The dates have been rolling in without much effort from me and I’m convinced that it is because I have changed my relationship status from “separated” to “divorced” on the dating sites. I neglected to mention that I had a date in a town nearby about ten days ago. This girl approached me. She ticked all the right boxes and we met for a quiet drink. She was nice but did not float my boat.
I had another date this morning. Again, she is nice but didn’t seem to tick many of my boxes beyond being sweet and friendly. And both of these girls have entrenched me further into finding precisely what I am looking for. “Nice” is great but it is not enough.
I’m not saying I don’t like nice girls because I do, very much so. Give me a nice girl over a bad girl 9999/10,000 unless the bad girl is on my wavelength in the right ways and intelligent, geeky, funny girls are rarely bitches. Every girl I have met has been nice. Ubergeek, water baby, chatterbox and miss outdoors especially have been some of the sweetest and nicest girls I have ever met in my life and I hope I can continue to attract people like them.

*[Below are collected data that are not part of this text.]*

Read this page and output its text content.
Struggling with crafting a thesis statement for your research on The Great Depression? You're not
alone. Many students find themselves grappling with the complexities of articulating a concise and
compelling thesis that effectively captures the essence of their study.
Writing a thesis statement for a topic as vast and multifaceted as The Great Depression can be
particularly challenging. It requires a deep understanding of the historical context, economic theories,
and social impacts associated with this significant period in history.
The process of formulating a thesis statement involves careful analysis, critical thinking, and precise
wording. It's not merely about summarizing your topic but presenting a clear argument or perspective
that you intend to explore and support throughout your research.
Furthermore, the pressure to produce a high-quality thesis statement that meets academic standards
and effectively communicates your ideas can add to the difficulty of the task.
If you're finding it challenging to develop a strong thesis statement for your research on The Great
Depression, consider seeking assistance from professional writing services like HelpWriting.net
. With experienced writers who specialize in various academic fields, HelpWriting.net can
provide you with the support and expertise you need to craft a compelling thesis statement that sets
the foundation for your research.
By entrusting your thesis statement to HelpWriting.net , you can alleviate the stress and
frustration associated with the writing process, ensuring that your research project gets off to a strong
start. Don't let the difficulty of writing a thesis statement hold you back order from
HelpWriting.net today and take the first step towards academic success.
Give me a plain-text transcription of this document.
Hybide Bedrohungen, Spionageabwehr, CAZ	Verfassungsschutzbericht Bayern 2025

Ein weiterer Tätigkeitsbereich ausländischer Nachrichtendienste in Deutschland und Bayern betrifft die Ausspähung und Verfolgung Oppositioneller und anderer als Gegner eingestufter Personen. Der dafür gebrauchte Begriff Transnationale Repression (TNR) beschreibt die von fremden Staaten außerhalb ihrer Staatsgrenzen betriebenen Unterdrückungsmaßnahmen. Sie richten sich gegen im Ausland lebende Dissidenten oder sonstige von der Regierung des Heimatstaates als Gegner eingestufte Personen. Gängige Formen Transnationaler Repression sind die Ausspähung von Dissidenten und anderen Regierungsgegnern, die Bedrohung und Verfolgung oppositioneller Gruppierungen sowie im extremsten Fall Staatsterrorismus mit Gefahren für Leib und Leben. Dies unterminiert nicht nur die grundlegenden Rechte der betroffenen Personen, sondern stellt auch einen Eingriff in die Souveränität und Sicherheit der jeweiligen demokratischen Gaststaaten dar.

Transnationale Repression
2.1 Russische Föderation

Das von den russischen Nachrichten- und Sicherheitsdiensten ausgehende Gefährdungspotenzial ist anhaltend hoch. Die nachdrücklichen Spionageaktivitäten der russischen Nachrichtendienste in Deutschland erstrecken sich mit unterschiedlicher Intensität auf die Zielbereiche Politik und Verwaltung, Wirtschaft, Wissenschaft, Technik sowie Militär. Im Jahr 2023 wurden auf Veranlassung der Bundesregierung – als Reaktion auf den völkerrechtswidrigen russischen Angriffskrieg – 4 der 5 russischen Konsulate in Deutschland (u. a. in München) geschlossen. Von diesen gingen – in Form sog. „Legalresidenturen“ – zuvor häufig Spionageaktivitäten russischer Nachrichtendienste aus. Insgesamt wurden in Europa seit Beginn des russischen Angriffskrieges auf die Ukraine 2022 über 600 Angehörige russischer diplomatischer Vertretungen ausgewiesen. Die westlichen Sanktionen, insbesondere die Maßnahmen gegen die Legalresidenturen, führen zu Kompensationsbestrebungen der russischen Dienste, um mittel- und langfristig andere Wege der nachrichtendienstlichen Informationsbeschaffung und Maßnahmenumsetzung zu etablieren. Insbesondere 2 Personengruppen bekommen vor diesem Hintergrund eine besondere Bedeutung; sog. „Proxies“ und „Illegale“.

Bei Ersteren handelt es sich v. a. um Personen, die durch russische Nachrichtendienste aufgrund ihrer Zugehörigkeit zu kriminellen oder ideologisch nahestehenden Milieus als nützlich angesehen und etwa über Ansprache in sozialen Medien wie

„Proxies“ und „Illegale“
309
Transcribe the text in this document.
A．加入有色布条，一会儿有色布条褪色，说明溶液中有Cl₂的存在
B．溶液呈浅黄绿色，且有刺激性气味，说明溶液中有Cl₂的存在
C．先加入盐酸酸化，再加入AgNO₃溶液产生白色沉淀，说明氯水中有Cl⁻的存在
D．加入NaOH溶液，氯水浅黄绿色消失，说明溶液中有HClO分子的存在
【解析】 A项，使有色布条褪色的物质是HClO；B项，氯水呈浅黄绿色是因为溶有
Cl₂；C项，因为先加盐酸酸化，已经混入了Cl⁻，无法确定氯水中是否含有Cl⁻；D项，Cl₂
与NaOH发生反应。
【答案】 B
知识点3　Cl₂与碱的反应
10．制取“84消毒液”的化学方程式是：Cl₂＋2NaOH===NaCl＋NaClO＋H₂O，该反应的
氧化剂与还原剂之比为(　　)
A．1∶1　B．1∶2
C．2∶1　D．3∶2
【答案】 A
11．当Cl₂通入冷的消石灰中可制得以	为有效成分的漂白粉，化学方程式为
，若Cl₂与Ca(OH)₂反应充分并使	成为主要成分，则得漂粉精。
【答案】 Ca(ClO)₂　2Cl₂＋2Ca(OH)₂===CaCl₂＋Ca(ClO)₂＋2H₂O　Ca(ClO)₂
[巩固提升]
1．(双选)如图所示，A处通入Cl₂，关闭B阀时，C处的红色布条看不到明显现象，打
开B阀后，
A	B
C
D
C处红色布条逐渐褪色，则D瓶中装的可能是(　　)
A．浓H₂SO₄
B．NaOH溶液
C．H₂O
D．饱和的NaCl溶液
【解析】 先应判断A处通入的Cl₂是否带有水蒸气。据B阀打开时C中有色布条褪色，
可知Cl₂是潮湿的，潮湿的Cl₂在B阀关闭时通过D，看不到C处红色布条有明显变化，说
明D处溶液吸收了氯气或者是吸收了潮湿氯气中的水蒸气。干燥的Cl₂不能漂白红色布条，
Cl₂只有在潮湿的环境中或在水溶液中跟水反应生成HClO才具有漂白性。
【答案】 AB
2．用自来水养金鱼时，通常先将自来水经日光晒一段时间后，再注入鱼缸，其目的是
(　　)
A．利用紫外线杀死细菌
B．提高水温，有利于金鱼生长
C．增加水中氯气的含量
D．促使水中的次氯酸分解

But nice is not enough. When nice has nothing else going for it nice can seem insipid and lacking in substance.
I want an educated woman with character who knows what she wants from life.
I want a woman who will defend me to the death when I am right and tell me when I am wrong and why I am wrong.
I want a woman who is always looking forward to life’s next challenge.
I want a woman who will have me in tears of laughter.
I want a woman who has known pain and is stronger, better and more well-rounded for it.
I want a woman who knows the meaning of “carpe diem”.
Nice is great. Nice is very desirable. Nice makes me feel warm inside but on its own, it isn’t enough.